Mention spéciale / Besondere Auszeichnung 2019
Aline BOUVY Luxembourg
Villa Vauban
Aline Bouvy aime la matière, sa mise en forme et sa mise en difformité. Elle nourrit un penchant pour l’esthétique grotesque qui, selon l’historien de la littérature Rémi Astruc, « pourrait se ramener à la mise en œuvre d’un ou plusieurs de ces motifs : redoublement, hybridité, métamorphose1 ». En ce qui concerne la mise en forme de la matière, on pense aux pieds géants qu’elle a conçus pour l’exposition Bastinado à la galerie Baronian Xippas à Bruxelles en 2018. Une mise en forme pourtant pas si conforme.
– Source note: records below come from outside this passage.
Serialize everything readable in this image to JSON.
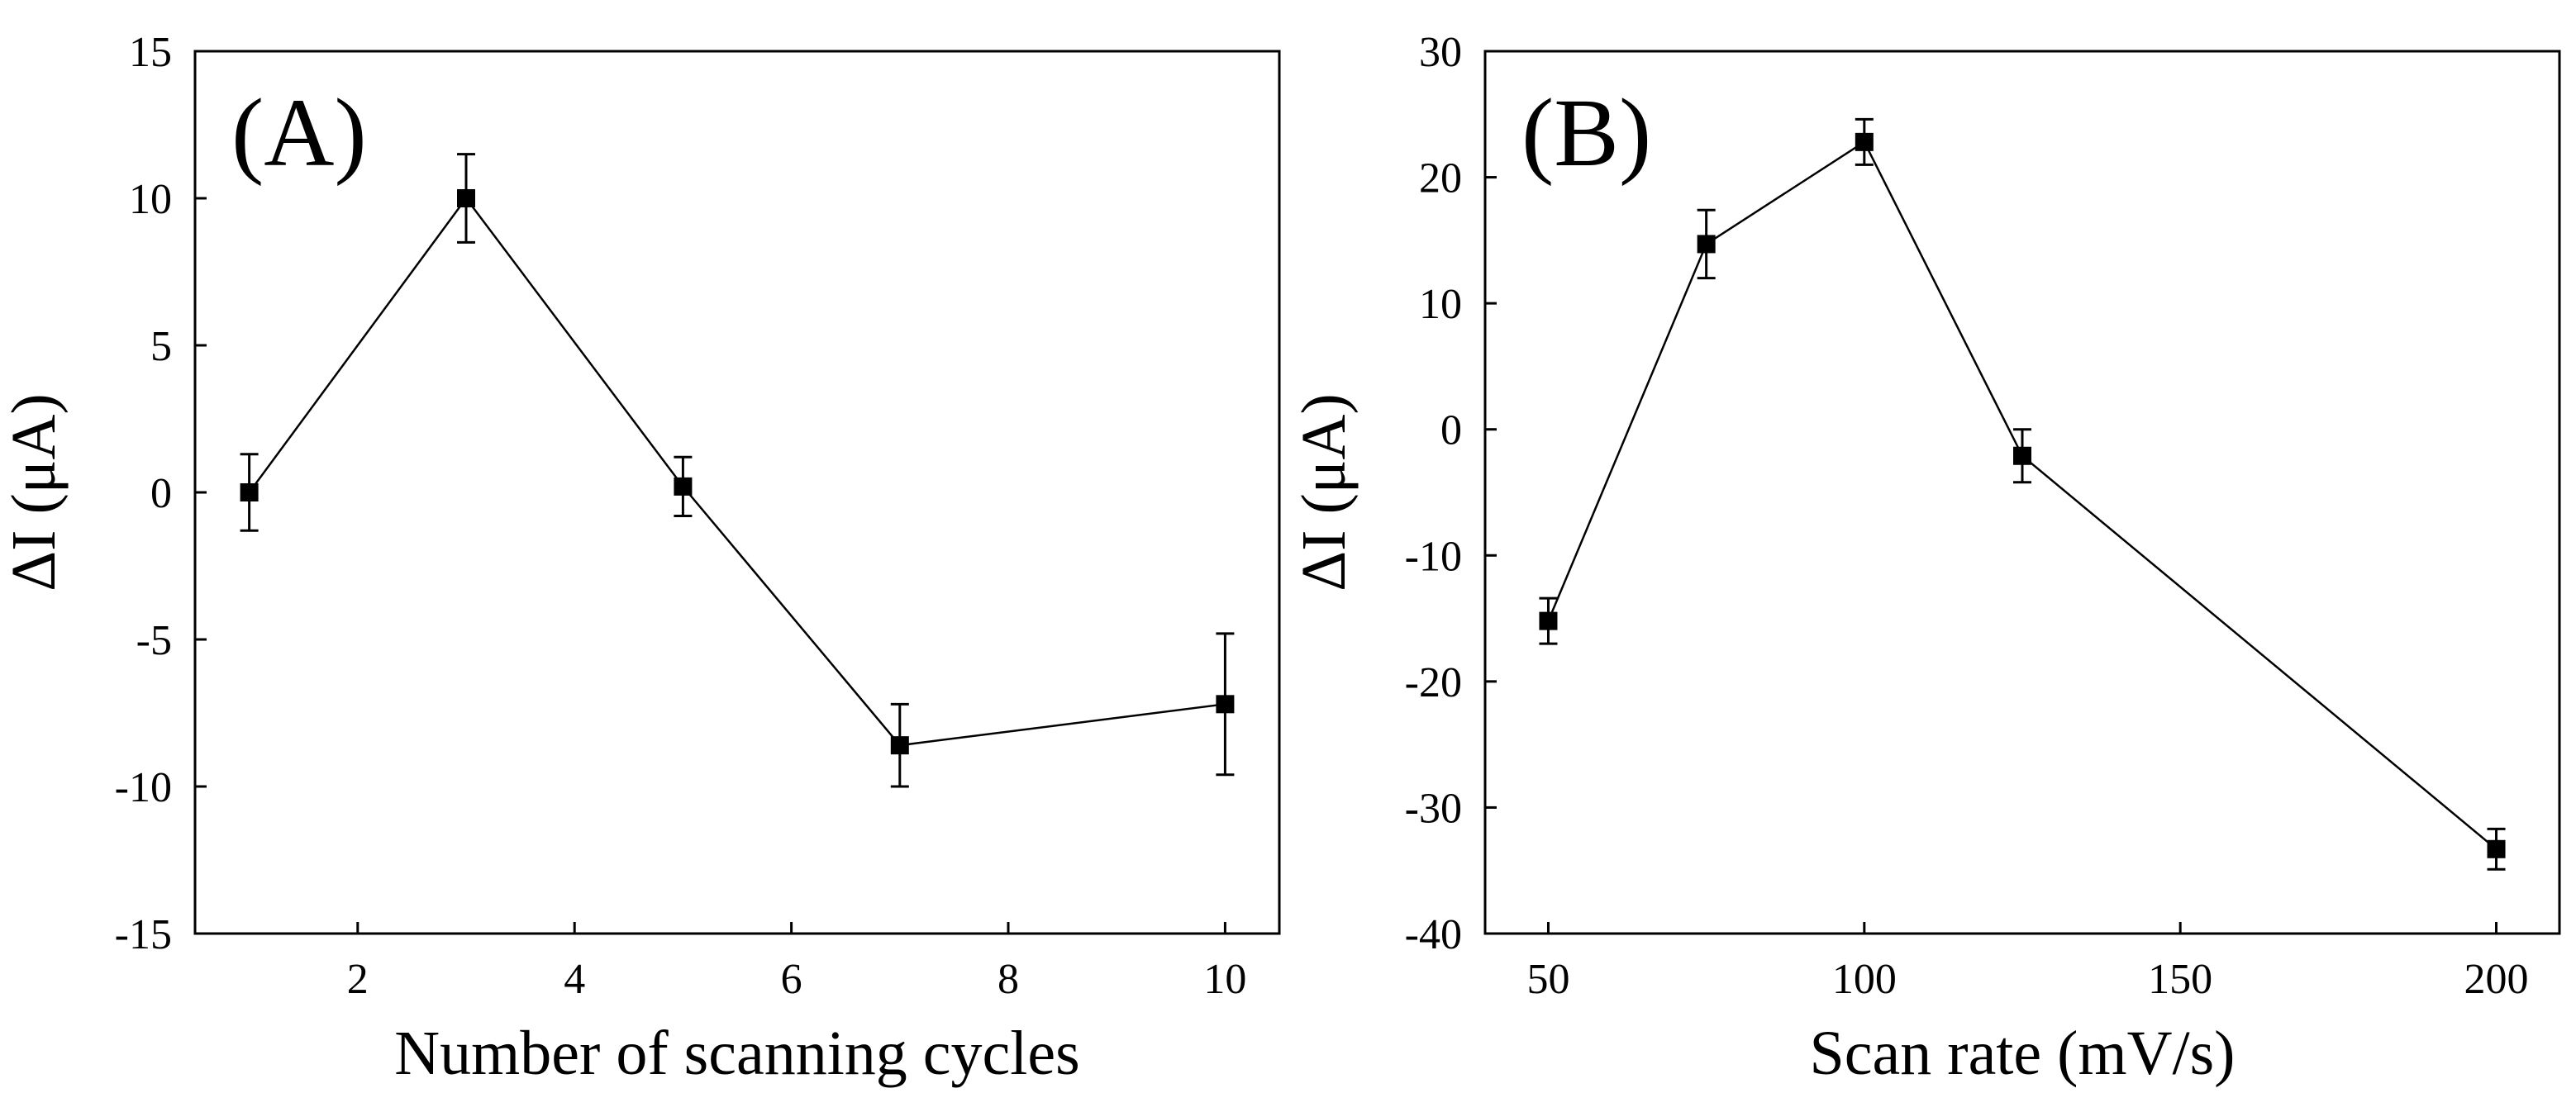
{
  "chart_data": [
    {
      "type": "line",
      "panel_label": "(A)",
      "title": "",
      "xlabel": "Number of scanning cycles",
      "ylabel": "ΔI (μA)",
      "xlim": [
        0.5,
        10.5
      ],
      "ylim": [
        -15,
        15
      ],
      "xticks": [
        2,
        4,
        6,
        8,
        10
      ],
      "xtick_labels": [
        "2",
        "4",
        "6",
        "8",
        "10"
      ],
      "yticks": [
        -15,
        -10,
        -5,
        0,
        5,
        10,
        15
      ],
      "ytick_labels": [
        "-15",
        "-10",
        "-5",
        "0",
        "5",
        "10",
        "15"
      ],
      "grid": false,
      "marker": "square",
      "color": "#000000",
      "series": [
        {
          "name": "ΔI",
          "x": [
            1,
            3,
            5,
            7,
            10
          ],
          "y": [
            0,
            10,
            0.2,
            -8.6,
            -7.2
          ],
          "error": [
            1.3,
            1.5,
            1.0,
            1.4,
            2.4
          ]
        }
      ]
    },
    {
      "type": "line",
      "panel_label": "(B)",
      "title": "",
      "xlabel": "Scan rate (mV/s)",
      "ylabel": "ΔI (μA)",
      "xlim": [
        40,
        210
      ],
      "ylim": [
        -40,
        30
      ],
      "xticks": [
        50,
        100,
        150,
        200
      ],
      "xtick_labels": [
        "50",
        "100",
        "150",
        "200"
      ],
      "yticks": [
        -40,
        -30,
        -20,
        -10,
        0,
        10,
        20,
        30
      ],
      "ytick_labels": [
        "-40",
        "-30",
        "-20",
        "-10",
        "0",
        "10",
        "20",
        "30"
      ],
      "grid": false,
      "marker": "square",
      "color": "#000000",
      "series": [
        {
          "name": "ΔI",
          "x": [
            50,
            75,
            100,
            125,
            200
          ],
          "y": [
            -15.2,
            14.7,
            22.8,
            -2.1,
            -33.3
          ],
          "error": [
            1.8,
            2.7,
            1.8,
            2.1,
            1.6
          ]
        }
      ]
    }
  ]
}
Car de ceux qui se disent être des colosses n’étaient visibles que les pieds… d’« argile ». Leur fragilité invisible contrastait avec leur absurde démesure. Les canons (hier de la statuaire grecque) qui perdurent pourront-ils un jour s’émanciper ? Quant à la mise en difformité de la matière, elle était très présente lors de l’exposition Late Dawn en 2018 dans l’espace MÉLANGE à Cologne, dans les formes pétries et noircies au charbon (dont l’artiste soulignait elle-même la ressemblance avec des anus) et les sculptures en Jesmonite déformées, pliées, de guichets automatiques : une critique non voilée du système de « valeurs » capitaliste. Sous les angles du kitsch et de l'incongruité, le travail de l'artiste met en scène un éventail de figures et signes, plus ou moins indécents, passant hardiment du désir à la répulsion2. C'est précisément à cela que s'intéresse son intervention dans le cadre du Prix d'Art Robert Schuman, puisqu'elle défie l'architecture du lieu d'exposition dans un acte d'insoumission et l'embrasse dans celui d'une émancipation évocatrice et transgressive.